Ручка дернулась опять — теперь он действовал уже без всяких предосторожностей. С лязгом и дребезжанием она так и ходила ходуном, но не поддавалась. Затем раздался сильный удар, словно кто-то надавил плечом на дверь, однако она оказалась слишком крепкой, и Леона, каким-то уголком своего сознания понимала, что ее не так-то просто взломать и вряд ли кому-нибудь, даже очень сильному человеку, удастся к ней ворваться. Тем не менее она была в таком ужасе, что губы у нее пересохли, а на лбу выступил пот.
Дыхание за дверью стало еще более громким и сиплым.
— Леона! — Красивая — Леона!
Леона еще крепче зажала себе рот ладонью.
— Моя — жена — Леона! Ты — нужна — мне! Ты — нужна — нужна! — снова пробормотал маркиз из-за двери.
Девушка не могла ни шевельнуться, ни вздохнуть.
Наконец, когда она уже думала, что сейчас задохнется, не решаясь набрать в грудь воздуху, она услышала, что шаги начали удаляться.
Звук их постепенно замер в глубине коридора.
Леона продолжала прислушиваться до тех пор, пока ей не показалось, что где-то вдалеке хлопнула дверь.
Только тогда она без сил упала на подушки, дрожа от ужаса при мысли о том, что могло произойти.

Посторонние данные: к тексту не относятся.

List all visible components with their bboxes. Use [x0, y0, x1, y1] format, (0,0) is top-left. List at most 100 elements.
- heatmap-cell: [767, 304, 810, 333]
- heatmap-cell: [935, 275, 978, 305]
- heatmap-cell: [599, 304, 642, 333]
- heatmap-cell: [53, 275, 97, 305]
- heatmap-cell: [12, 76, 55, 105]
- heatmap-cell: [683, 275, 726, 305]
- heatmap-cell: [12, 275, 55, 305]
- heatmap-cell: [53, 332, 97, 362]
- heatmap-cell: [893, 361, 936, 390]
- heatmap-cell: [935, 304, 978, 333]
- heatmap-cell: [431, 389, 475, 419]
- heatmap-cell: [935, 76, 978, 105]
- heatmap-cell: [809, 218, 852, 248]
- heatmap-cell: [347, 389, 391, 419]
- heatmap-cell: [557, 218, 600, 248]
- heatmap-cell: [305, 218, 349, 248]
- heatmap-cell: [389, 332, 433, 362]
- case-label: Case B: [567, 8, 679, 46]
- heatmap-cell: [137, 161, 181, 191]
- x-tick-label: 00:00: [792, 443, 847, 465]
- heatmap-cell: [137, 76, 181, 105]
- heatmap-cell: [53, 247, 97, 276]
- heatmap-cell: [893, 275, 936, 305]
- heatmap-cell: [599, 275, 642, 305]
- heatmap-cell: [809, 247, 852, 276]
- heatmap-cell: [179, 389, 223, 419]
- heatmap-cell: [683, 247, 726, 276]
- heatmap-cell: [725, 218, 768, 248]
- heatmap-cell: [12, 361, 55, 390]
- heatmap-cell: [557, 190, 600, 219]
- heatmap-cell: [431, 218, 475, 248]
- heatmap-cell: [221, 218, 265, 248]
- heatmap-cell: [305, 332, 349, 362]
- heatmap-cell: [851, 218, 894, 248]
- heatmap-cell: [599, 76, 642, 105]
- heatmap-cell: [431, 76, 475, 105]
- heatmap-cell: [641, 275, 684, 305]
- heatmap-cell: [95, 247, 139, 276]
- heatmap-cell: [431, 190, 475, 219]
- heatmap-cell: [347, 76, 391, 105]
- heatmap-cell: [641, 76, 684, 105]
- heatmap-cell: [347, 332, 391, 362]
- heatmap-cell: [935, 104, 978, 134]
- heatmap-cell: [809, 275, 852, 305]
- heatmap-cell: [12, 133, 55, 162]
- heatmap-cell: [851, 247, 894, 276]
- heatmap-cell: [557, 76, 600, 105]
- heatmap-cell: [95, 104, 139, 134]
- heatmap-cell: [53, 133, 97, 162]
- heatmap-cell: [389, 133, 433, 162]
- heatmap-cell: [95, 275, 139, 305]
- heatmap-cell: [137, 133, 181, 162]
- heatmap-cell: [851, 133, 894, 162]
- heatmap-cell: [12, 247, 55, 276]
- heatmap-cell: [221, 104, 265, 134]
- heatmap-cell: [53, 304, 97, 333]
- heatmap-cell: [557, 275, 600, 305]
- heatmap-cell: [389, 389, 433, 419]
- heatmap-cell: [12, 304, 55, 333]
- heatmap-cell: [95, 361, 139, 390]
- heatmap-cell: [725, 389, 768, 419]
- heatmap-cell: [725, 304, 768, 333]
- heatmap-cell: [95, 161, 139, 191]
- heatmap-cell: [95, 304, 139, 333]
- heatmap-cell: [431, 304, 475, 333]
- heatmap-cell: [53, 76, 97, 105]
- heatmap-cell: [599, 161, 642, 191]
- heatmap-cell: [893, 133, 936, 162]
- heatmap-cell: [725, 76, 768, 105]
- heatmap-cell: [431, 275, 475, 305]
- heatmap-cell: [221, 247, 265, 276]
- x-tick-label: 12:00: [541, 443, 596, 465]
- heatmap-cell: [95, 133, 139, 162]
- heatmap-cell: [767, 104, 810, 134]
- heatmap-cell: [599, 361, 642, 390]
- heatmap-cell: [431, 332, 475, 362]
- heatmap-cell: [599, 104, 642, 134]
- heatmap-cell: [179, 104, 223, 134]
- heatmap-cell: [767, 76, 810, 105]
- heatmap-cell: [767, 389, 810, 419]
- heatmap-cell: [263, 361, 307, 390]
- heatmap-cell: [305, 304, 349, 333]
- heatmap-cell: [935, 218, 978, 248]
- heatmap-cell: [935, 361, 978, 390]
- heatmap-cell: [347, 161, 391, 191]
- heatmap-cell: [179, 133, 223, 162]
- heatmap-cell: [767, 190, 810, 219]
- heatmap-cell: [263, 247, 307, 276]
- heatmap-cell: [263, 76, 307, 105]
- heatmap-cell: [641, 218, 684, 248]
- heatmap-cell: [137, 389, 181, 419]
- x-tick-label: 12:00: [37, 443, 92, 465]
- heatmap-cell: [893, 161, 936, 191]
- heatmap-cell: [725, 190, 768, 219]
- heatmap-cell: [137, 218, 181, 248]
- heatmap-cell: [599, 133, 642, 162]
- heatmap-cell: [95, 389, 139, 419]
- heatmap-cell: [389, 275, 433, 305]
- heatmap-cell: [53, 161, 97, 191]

Внезапно ее осенила страшная догадка. Что если герцог умышленно устроил так, чтобы маркиз пришел в ее спальню этой ночью? Тогда волей-неволей пришлось бы обвенчаться с ним, каковы бы ни были ее истинные чувства. В это трудно было поверить, однако она не могла не думать о том, что за все время ее пребывания в замке Арднесс у нее ни разу не было повода заподозрить, что сын герцога находится здесь; его вообще не было ни видно, ни слышно. И вот именно сегодня, когда его намерение — исполнись оно — могло бы стать самым весомым аргументом из всех, которые приводил герцог, ему удалось вырваться из-под присмотра врача, находившегося при нем неотлучно, и отправиться на ее поиски, несмотря на то, что двери в то крыло здания, где он находился, по-видимому, обычно бывали заперты.
Он был необычно возбужден тем, что увидел ее, к тому же сегодня как раз полнолуние, и это тоже, видимо, действовало на него возбуждающе, — и вот завтра это чудовище, этот слабоумный станет ее мужем!
В смятении, в ужасе, который лишил ее всякой способности думать о чем-либо, кроме необходимости немедленно бежать отсюда, девушка сорвалась с постели и начала лихорадочно одеваться. Ей не нужно было зажигать свечу, — стоило только раздвинуть портьеры, — чтобы впустить в комнату лунный свет. Он струился торжествующе светлым, серебристым потоком, заливая спальню, так что она словно плавала в этом жемчужном сиянии.